Re: x86 Train Wreck
174 feature flags is a bit misleading, though:
- a large fraction of them are only of concern to an operating system kernel, are already handled by existing kernels, and that handling is encapsulated so that end users will never know a thing (except possibly some resultant performance or capability difference)
- many are for extremely obscure or forgotten features which never caught on and simply won't be of interest
- most of the rest are captured as large groups under the headings of 'x86_64 v1' through 'v4', as overarching compile-to targets available to OS distributors, software designers and builders
Somewhat orthogonally, other groups of such flag-related decisions are encapsulated into various libraries. If you need to do some sort of SIMD math, you can write your own x86 assembly using SSE, AVX, AVX-512, etc. -- or you can use one of many many libraries which encapsulates the conceptual operations. The library 'knows' about the various CPU instruction families (and in some cases, also, how to outsource this to a GPU, NPU, or whatever newfangled whatsit is available); knows how to spot-test for presence and then spot-benchmark for performance, and therefore, how to use whatever's available, to best effect.

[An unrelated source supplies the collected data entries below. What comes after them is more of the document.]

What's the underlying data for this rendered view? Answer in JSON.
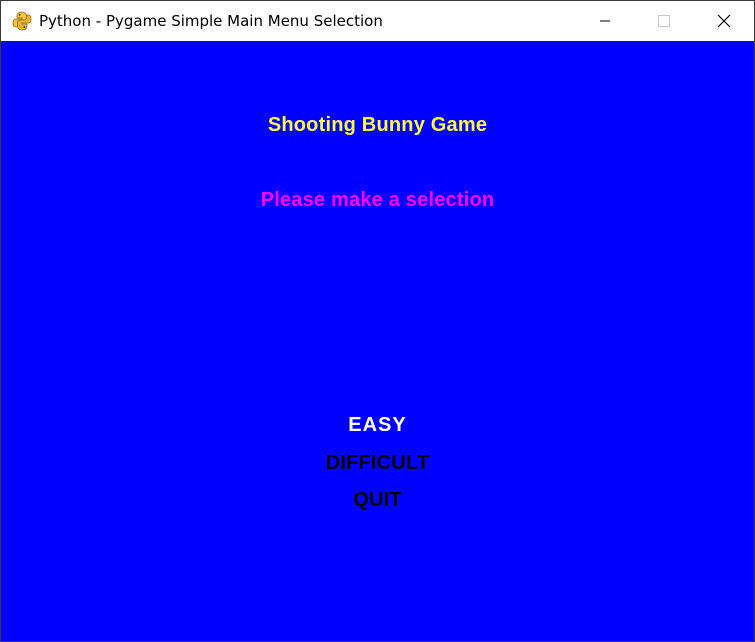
{
  "window": {
    "title": "Python - Pygame Simple Main Menu Selection",
    "icon": "pygame-snake-icon",
    "controls": {
      "minimize_icon": "minimize-icon",
      "maximize_icon": "maximize-icon",
      "close_icon": "close-icon"
    }
  },
  "game": {
    "background_color": "#0000fe",
    "title": "Shooting Bunny Game",
    "title_color": "#fdfd3f",
    "subtitle": "Please make a selection",
    "subtitle_color": "#ff00ff",
    "menu": {
      "items": [
        {
          "label": "EASY",
          "color": "#ffffff",
          "selected": true
        },
        {
          "label": "DIFFICULT",
          "color": "#000000",
          "selected": false
        },
        {
          "label": "QUIT",
          "color": "#000000",
          "selected": false
        }
      ]
    }
  }
}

So yes, all that throbbing complexity exists in the background; and you *can* engage with it if you really insist on it; but there's also a huge existing software ecosystem which hides most of the complexity, should you choose to go that route.
And as mentioned elsewhere in this discussion, ARM is certainly not free of such things. There are lots of generations of the ARM Instruction Set Architecture, each of which has plenty of optional design-in extensions. If you told me that the overall level of complexity is lower -- using a headline figure like 'there are only 67 architectural flags to be aware of' (number pulled out of thin air) -- I would believe you. It's still a level of complexity which demands support in the OS kernel, compiler, libraries, etc. Overall it might be a little bit smoother, but this is really a minor quantitative difference, not qualitative.